Luanda - Com a presença da máquina colonial em Angola os conflitos de terras agudizaram-se significativamente. O Estatuto dos Indígenas que consagra a discriminação; a Lei dos Baldios do Ultramar de 1856 sem prejuízo da outra legislação antes de 1961 não reconheciam nem concediam o direito à terra aos autóctones.

* Activista p/ os direitos humanos
Fonte: Club-k.net


Os fundamentos do direito costumeiro sobre a gestão, ocupação, posse e usufruto da terra foram, profundamente, abalados e manipulados a favor do sistema e regime jurídico colonial. Obviamente, deste viés histórico, milhares de famílias foram desterradas compulsivamente e destruídos os seus sistemas económicos, axiológicos, etc. e o património histórico-cultural __cemitérios, lavras, casas e outros haveres foram arrasados impiedosamente. Esta página da história custou sangue e sacrifícios aos povos de Angola. Era a presença do (i)ndele comparando, deste modo, o branco com o espírito maligno. 
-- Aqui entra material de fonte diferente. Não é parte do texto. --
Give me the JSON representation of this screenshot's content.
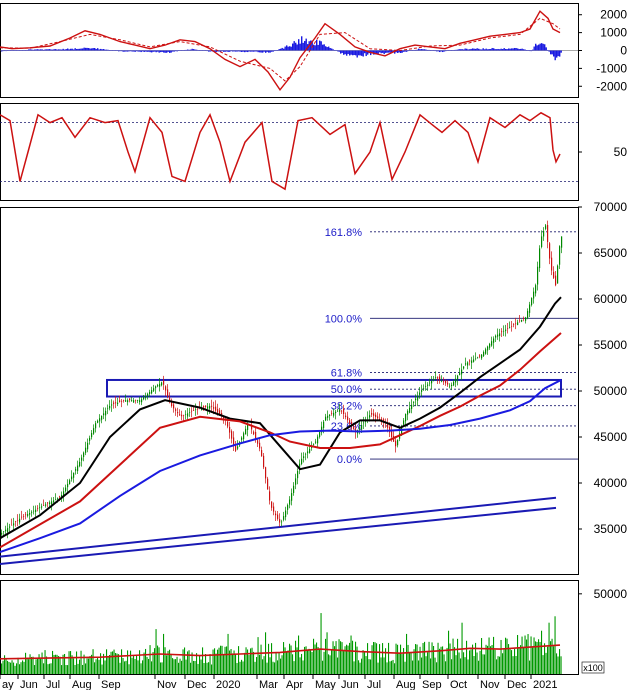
{
  "chart_data": [
    {
      "type": "line",
      "panel": "macd",
      "ylim": [
        -2600,
        2600
      ],
      "ticks": [
        "2000",
        "1000",
        "0",
        "-1000",
        "-2000"
      ],
      "tick_values": [
        2000,
        1000,
        0,
        -1000,
        -2000
      ],
      "colors": {
        "macd": "#cc1111",
        "signal": "#cc1111",
        "hist": "#1a1ae0"
      },
      "macd_points": [
        [
          0,
          200
        ],
        [
          12,
          100
        ],
        [
          30,
          150
        ],
        [
          50,
          250
        ],
        [
          70,
          700
        ],
        [
          85,
          1100
        ],
        [
          100,
          900
        ],
        [
          120,
          500
        ],
        [
          135,
          300
        ],
        [
          150,
          100
        ],
        [
          165,
          300
        ],
        [
          180,
          600
        ],
        [
          195,
          500
        ],
        [
          210,
          100
        ],
        [
          225,
          -500
        ],
        [
          240,
          -900
        ],
        [
          255,
          -500
        ],
        [
          268,
          -1200
        ],
        [
          280,
          -2200
        ],
        [
          290,
          -1500
        ],
        [
          300,
          -400
        ],
        [
          315,
          700
        ],
        [
          325,
          1500
        ],
        [
          340,
          900
        ],
        [
          355,
          200
        ],
        [
          370,
          -100
        ],
        [
          385,
          -300
        ],
        [
          400,
          100
        ],
        [
          415,
          300
        ],
        [
          430,
          200
        ],
        [
          445,
          100
        ],
        [
          460,
          400
        ],
        [
          475,
          600
        ],
        [
          490,
          800
        ],
        [
          505,
          900
        ],
        [
          520,
          1000
        ],
        [
          530,
          1200
        ],
        [
          540,
          2200
        ],
        [
          548,
          1800
        ],
        [
          553,
          1200
        ],
        [
          560,
          1000
        ]
      ],
      "signal_points": [
        [
          0,
          150
        ],
        [
          30,
          130
        ],
        [
          60,
          500
        ],
        [
          90,
          900
        ],
        [
          120,
          600
        ],
        [
          150,
          200
        ],
        [
          180,
          500
        ],
        [
          210,
          200
        ],
        [
          240,
          -600
        ],
        [
          270,
          -1000
        ],
        [
          285,
          -1700
        ],
        [
          300,
          -900
        ],
        [
          320,
          900
        ],
        [
          345,
          1000
        ],
        [
          370,
          100
        ],
        [
          400,
          0
        ],
        [
          430,
          250
        ],
        [
          460,
          300
        ],
        [
          490,
          700
        ],
        [
          520,
          900
        ],
        [
          540,
          1800
        ],
        [
          553,
          1500
        ],
        [
          560,
          1200
        ]
      ],
      "hist_points": [
        [
          0,
          -50
        ],
        [
          30,
          50
        ],
        [
          60,
          60
        ],
        [
          90,
          150
        ],
        [
          120,
          -50
        ],
        [
          150,
          -80
        ],
        [
          170,
          -100
        ],
        [
          190,
          80
        ],
        [
          210,
          -60
        ],
        [
          240,
          -60
        ],
        [
          270,
          -120
        ],
        [
          290,
          300
        ],
        [
          300,
          600
        ],
        [
          320,
          400
        ],
        [
          340,
          -150
        ],
        [
          355,
          -300
        ],
        [
          375,
          -160
        ],
        [
          400,
          -120
        ],
        [
          420,
          100
        ],
        [
          440,
          -80
        ],
        [
          460,
          80
        ],
        [
          490,
          100
        ],
        [
          520,
          120
        ],
        [
          530,
          -60
        ],
        [
          540,
          600
        ],
        [
          550,
          -200
        ],
        [
          555,
          -600
        ],
        [
          560,
          -200
        ]
      ]
    },
    {
      "type": "line",
      "panel": "stochastic",
      "ylim": [
        0,
        100
      ],
      "ticks": [
        "50"
      ],
      "tick_values": [
        50
      ],
      "reference_levels": [
        80,
        20
      ],
      "colors": {
        "line": "#cc1111",
        "reference": "#1a1a6e"
      },
      "points": [
        [
          0,
          88
        ],
        [
          10,
          82
        ],
        [
          20,
          20
        ],
        [
          28,
          50
        ],
        [
          38,
          88
        ],
        [
          50,
          80
        ],
        [
          62,
          85
        ],
        [
          75,
          65
        ],
        [
          90,
          85
        ],
        [
          105,
          80
        ],
        [
          118,
          82
        ],
        [
          128,
          50
        ],
        [
          135,
          30
        ],
        [
          150,
          85
        ],
        [
          162,
          70
        ],
        [
          172,
          25
        ],
        [
          185,
          20
        ],
        [
          200,
          70
        ],
        [
          210,
          88
        ],
        [
          220,
          60
        ],
        [
          230,
          20
        ],
        [
          245,
          60
        ],
        [
          262,
          80
        ],
        [
          272,
          20
        ],
        [
          285,
          12
        ],
        [
          298,
          82
        ],
        [
          312,
          85
        ],
        [
          330,
          68
        ],
        [
          345,
          78
        ],
        [
          355,
          28
        ],
        [
          370,
          50
        ],
        [
          380,
          80
        ],
        [
          392,
          22
        ],
        [
          405,
          50
        ],
        [
          420,
          88
        ],
        [
          432,
          78
        ],
        [
          442,
          70
        ],
        [
          455,
          82
        ],
        [
          468,
          70
        ],
        [
          478,
          40
        ],
        [
          490,
          85
        ],
        [
          505,
          75
        ],
        [
          520,
          88
        ],
        [
          530,
          82
        ],
        [
          541,
          90
        ],
        [
          550,
          85
        ],
        [
          553,
          52
        ],
        [
          556,
          40
        ],
        [
          560,
          48
        ]
      ]
    },
    {
      "type": "candlestick",
      "panel": "price",
      "ylim": [
        30000,
        70000
      ],
      "ticks": [
        "70000",
        "65000",
        "60000",
        "55000",
        "50000",
        "45000",
        "40000",
        "35000"
      ],
      "tick_values": [
        70000,
        65000,
        60000,
        55000,
        50000,
        45000,
        40000,
        35000
      ],
      "x_labels": [
        "ay",
        "Jun",
        "Jul",
        "Aug",
        "Sep",
        "Nov",
        "Dec",
        "2020",
        "Mar",
        "Apr",
        "May",
        "Jun",
        "Jul",
        "Aug",
        "Sep",
        "Oct",
        "Nov",
        "Dec",
        "2021"
      ],
      "x_label_positions": [
        0,
        18,
        44,
        70,
        99,
        155,
        185,
        214,
        257,
        284,
        313,
        339,
        365,
        394,
        420,
        448,
        478,
        505,
        531
      ],
      "fibonacci": [
        {
          "label": "161.8%",
          "value": 67300
        },
        {
          "label": "100.0%",
          "value": 57900
        },
        {
          "label": "61.8%",
          "value": 52000
        },
        {
          "label": "50.0%",
          "value": 50200
        },
        {
          "label": "38.2%",
          "value": 48400
        },
        {
          "label": "23.6%",
          "value": 46200
        },
        {
          "label": "0.0%",
          "value": 42600
        }
      ],
      "resistance_box": {
        "x": [
          107,
          561
        ],
        "y": [
          49400,
          51200
        ]
      },
      "trend_lines": [
        [
          [
            0,
            32000
          ],
          [
            556,
            38400
          ]
        ],
        [
          [
            0,
            31200
          ],
          [
            556,
            37300
          ]
        ]
      ],
      "close_path": [
        [
          0,
          34500
        ],
        [
          20,
          36200
        ],
        [
          40,
          37400
        ],
        [
          60,
          38500
        ],
        [
          80,
          42500
        ],
        [
          95,
          46500
        ],
        [
          110,
          48500
        ],
        [
          125,
          49000
        ],
        [
          140,
          49000
        ],
        [
          155,
          50500
        ],
        [
          162,
          51000
        ],
        [
          170,
          48500
        ],
        [
          180,
          47200
        ],
        [
          195,
          48000
        ],
        [
          210,
          48400
        ],
        [
          225,
          46800
        ],
        [
          235,
          43500
        ],
        [
          248,
          46600
        ],
        [
          260,
          43500
        ],
        [
          270,
          37500
        ],
        [
          280,
          35500
        ],
        [
          290,
          38500
        ],
        [
          300,
          42500
        ],
        [
          315,
          44500
        ],
        [
          325,
          47200
        ],
        [
          340,
          48000
        ],
        [
          355,
          45500
        ],
        [
          370,
          47500
        ],
        [
          385,
          46500
        ],
        [
          395,
          44000
        ],
        [
          405,
          47500
        ],
        [
          420,
          50000
        ],
        [
          435,
          51500
        ],
        [
          450,
          50500
        ],
        [
          465,
          53000
        ],
        [
          480,
          53800
        ],
        [
          495,
          56000
        ],
        [
          510,
          57000
        ],
        [
          525,
          58000
        ],
        [
          535,
          61500
        ],
        [
          540,
          66500
        ],
        [
          545,
          68000
        ],
        [
          550,
          63500
        ],
        [
          555,
          61500
        ],
        [
          560,
          66800
        ]
      ],
      "ma_series": [
        {
          "color": "#000000",
          "points": [
            [
              0,
              34000
            ],
            [
              40,
              36500
            ],
            [
              80,
              40000
            ],
            [
              110,
              45000
            ],
            [
              140,
              48000
            ],
            [
              165,
              49000
            ],
            [
              200,
              48200
            ],
            [
              230,
              47000
            ],
            [
              260,
              46500
            ],
            [
              280,
              44000
            ],
            [
              300,
              41500
            ],
            [
              320,
              42000
            ],
            [
              340,
              45500
            ],
            [
              360,
              46800
            ],
            [
              380,
              46800
            ],
            [
              400,
              46000
            ],
            [
              420,
              47000
            ],
            [
              440,
              48200
            ],
            [
              460,
              49800
            ],
            [
              480,
              51500
            ],
            [
              500,
              53000
            ],
            [
              520,
              54500
            ],
            [
              540,
              57000
            ],
            [
              555,
              59500
            ],
            [
              561,
              60200
            ]
          ]
        },
        {
          "color": "#cc1111",
          "points": [
            [
              0,
              33000
            ],
            [
              40,
              35500
            ],
            [
              80,
              38000
            ],
            [
              120,
              42000
            ],
            [
              160,
              46000
            ],
            [
              200,
              47200
            ],
            [
              240,
              46700
            ],
            [
              270,
              45500
            ],
            [
              290,
              44500
            ],
            [
              320,
              43800
            ],
            [
              350,
              43800
            ],
            [
              380,
              44200
            ],
            [
              400,
              45200
            ],
            [
              420,
              46200
            ],
            [
              440,
              47300
            ],
            [
              460,
              48300
            ],
            [
              480,
              49500
            ],
            [
              500,
              50600
            ],
            [
              520,
              52300
            ],
            [
              540,
              54300
            ],
            [
              561,
              56300
            ]
          ]
        },
        {
          "color": "#1a1ae0",
          "points": [
            [
              0,
              32500
            ],
            [
              40,
              34000
            ],
            [
              80,
              35600
            ],
            [
              120,
              38600
            ],
            [
              160,
              41300
            ],
            [
              200,
              43000
            ],
            [
              240,
              44300
            ],
            [
              270,
              45200
            ],
            [
              300,
              45600
            ],
            [
              330,
              45700
            ],
            [
              360,
              45600
            ],
            [
              390,
              45700
            ],
            [
              420,
              45900
            ],
            [
              450,
              46300
            ],
            [
              480,
              47000
            ],
            [
              510,
              47900
            ],
            [
              530,
              48900
            ],
            [
              545,
              50300
            ],
            [
              561,
              51200
            ]
          ]
        }
      ]
    },
    {
      "type": "bar",
      "panel": "volume",
      "ylim": [
        0,
        58000
      ],
      "ticks": [
        "50000"
      ],
      "tick_values": [
        50000
      ],
      "unit": "x100",
      "colors": {
        "bar": "#009900",
        "ma": "#cc1111"
      },
      "volume_ma": [
        [
          0,
          9500
        ],
        [
          100,
          10500
        ],
        [
          160,
          12500
        ],
        [
          200,
          11500
        ],
        [
          240,
          12500
        ],
        [
          280,
          13500
        ],
        [
          320,
          15500
        ],
        [
          360,
          14000
        ],
        [
          400,
          13000
        ],
        [
          440,
          14500
        ],
        [
          470,
          16000
        ],
        [
          500,
          15500
        ],
        [
          530,
          16800
        ],
        [
          560,
          18000
        ]
      ],
      "spikes": [
        [
          155,
          28000
        ],
        [
          163,
          25000
        ],
        [
          228,
          25000
        ],
        [
          258,
          23000
        ],
        [
          265,
          26000
        ],
        [
          298,
          24000
        ],
        [
          320,
          38000
        ],
        [
          326,
          26000
        ],
        [
          351,
          24000
        ],
        [
          406,
          25000
        ],
        [
          448,
          27000
        ],
        [
          462,
          32000
        ],
        [
          525,
          24000
        ],
        [
          541,
          27000
        ],
        [
          548,
          32000
        ],
        [
          555,
          36000
        ]
      ]
    }
  ]
}
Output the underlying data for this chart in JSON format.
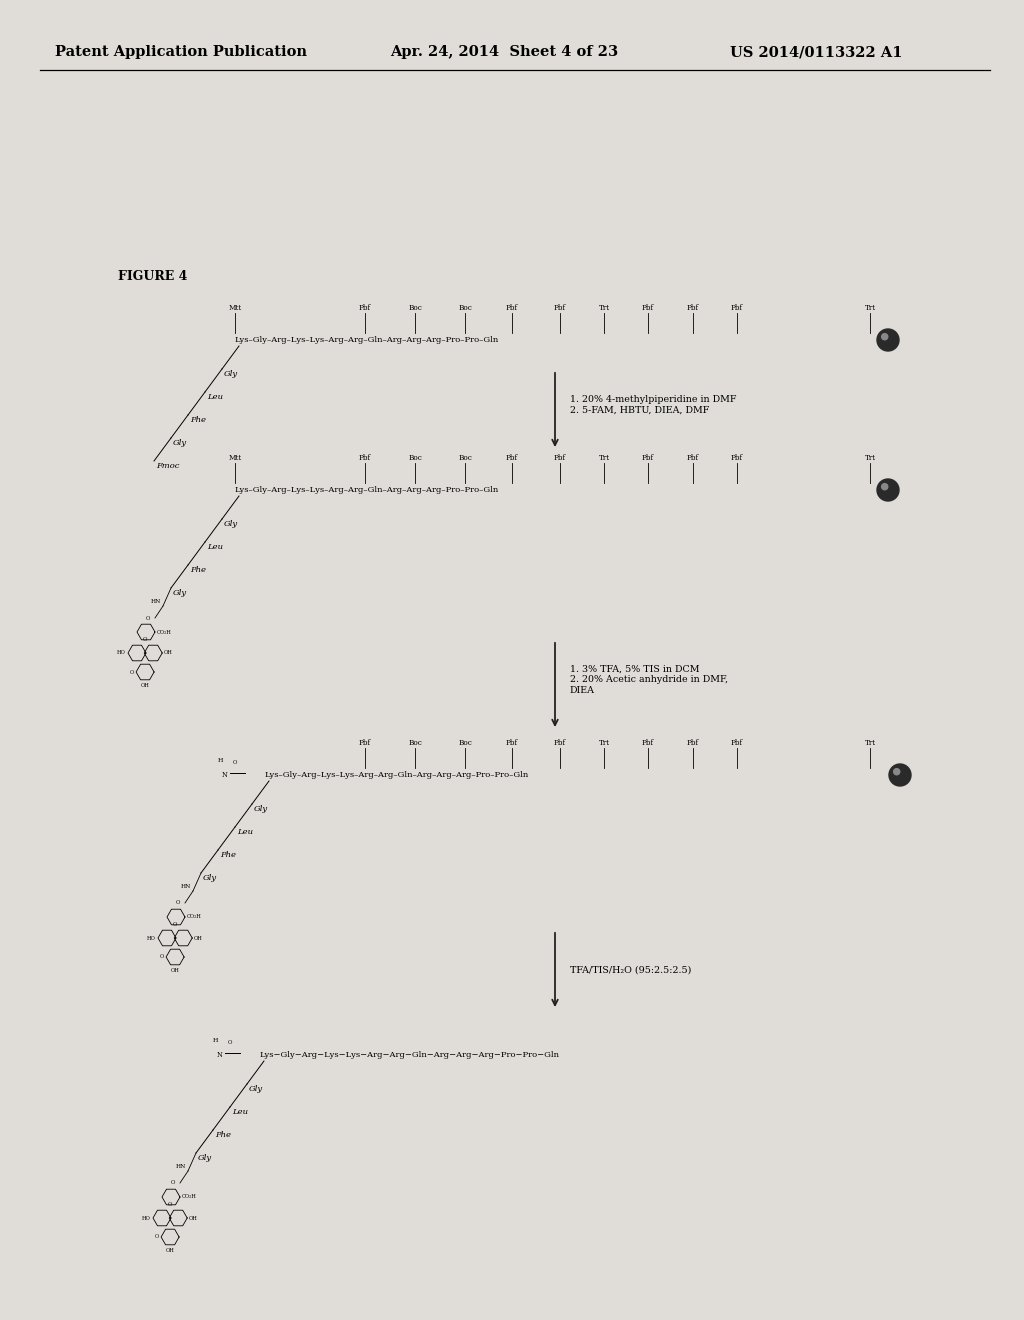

A luta pela independência era para todos a razão do regresso à terra ou noutros termos da recuperação de suas terras. Infelizmente, muitas fazendas e aldeamentos instalados em terrenos comunitários caíram, de forma arbitrária e por conveniências partidárias, financeiras e políticas, nas mãos de pequenos grupos e empreendedores que à semelhança de fazendeiros colonos exploram as terras, tradicionalmente, pertencentes às comunidades rurais protegidas pelo disposto no art. 4º Al. e) (princípio do respeito pelos direitos fundiários das comunidades rurais) e do nº 1 do art. 9º da Lei de Terras (o Estado respeita e protege os direitos fundiários de que sejam titulares as comunidades rurais incluindo aquelas que se fundam nos usos ou no costume). 


Portanto, analisando a problemática desapaixonadamente importa referir que à luz das nacionalizações e confiscos os antigos fazendeiros ou proprietários colonos que tendo abandonado as fazendas para lá dos prazos legais previstos e sem justificação fundada na lei deixaram de ser titulares ou donos daquelas fazendas ou aldeamentos. Quer dizer que a titularidade daquelas fazendas, terrenos ou aldeamentos regressa na esfera jurídica do Estado enquanto proprietário originário da terra segundo a Constituição. E “…são consideradas válidas e irreversíveis todas as aquisições do direito de propriedade pelo Estado por força de nacionalizações ou e confiscos realizados nos termos da legislação respectiva sem prejuízo do disposto em legislação especifica sobre reprivatizações” cfr. art. 11º da Lei de Terras. Significa que uma vez nacionalizada e confiscada alguma fazenda ou propriedade o Estado não recua na sua decisão para devolvê-la novamente nas mãos dos ex-colonos. Portanto, só o Estado saberá a quem conceder ou reconhecer no âmbito das reprivatizações. E quanto a isso o Estado responde com as figuras da concessão e do reconhecimento previstas na Lei 9/04. E tratando-se de terras comunitárias invadidas por fazendeiros colonos o entendimento ou a resposta que deflui da letra e espírito da Lei de Terras e, nos parece, aqui, que deve estar em jogo, acima de tudo, o espírito (espírito) que moveu as nacionalizações e confiscos remete para o reconhecimento. Ou seja, o Estado recupera as terras das mãos do colonialista para entregá-lo por reconhecimento às comunidades rurais tradicionais que antes da presença colonial sempre usaram e geriram essas terras segundo o costume. Em suma, todas as terras, fazendas ou aldeamentos dentro das terras comunitárias pertencem às famílias rurais tradicionais devendo o Estado expropriá-las por imperativo do interesse público cfr. art. 12º da Lei de Terras. 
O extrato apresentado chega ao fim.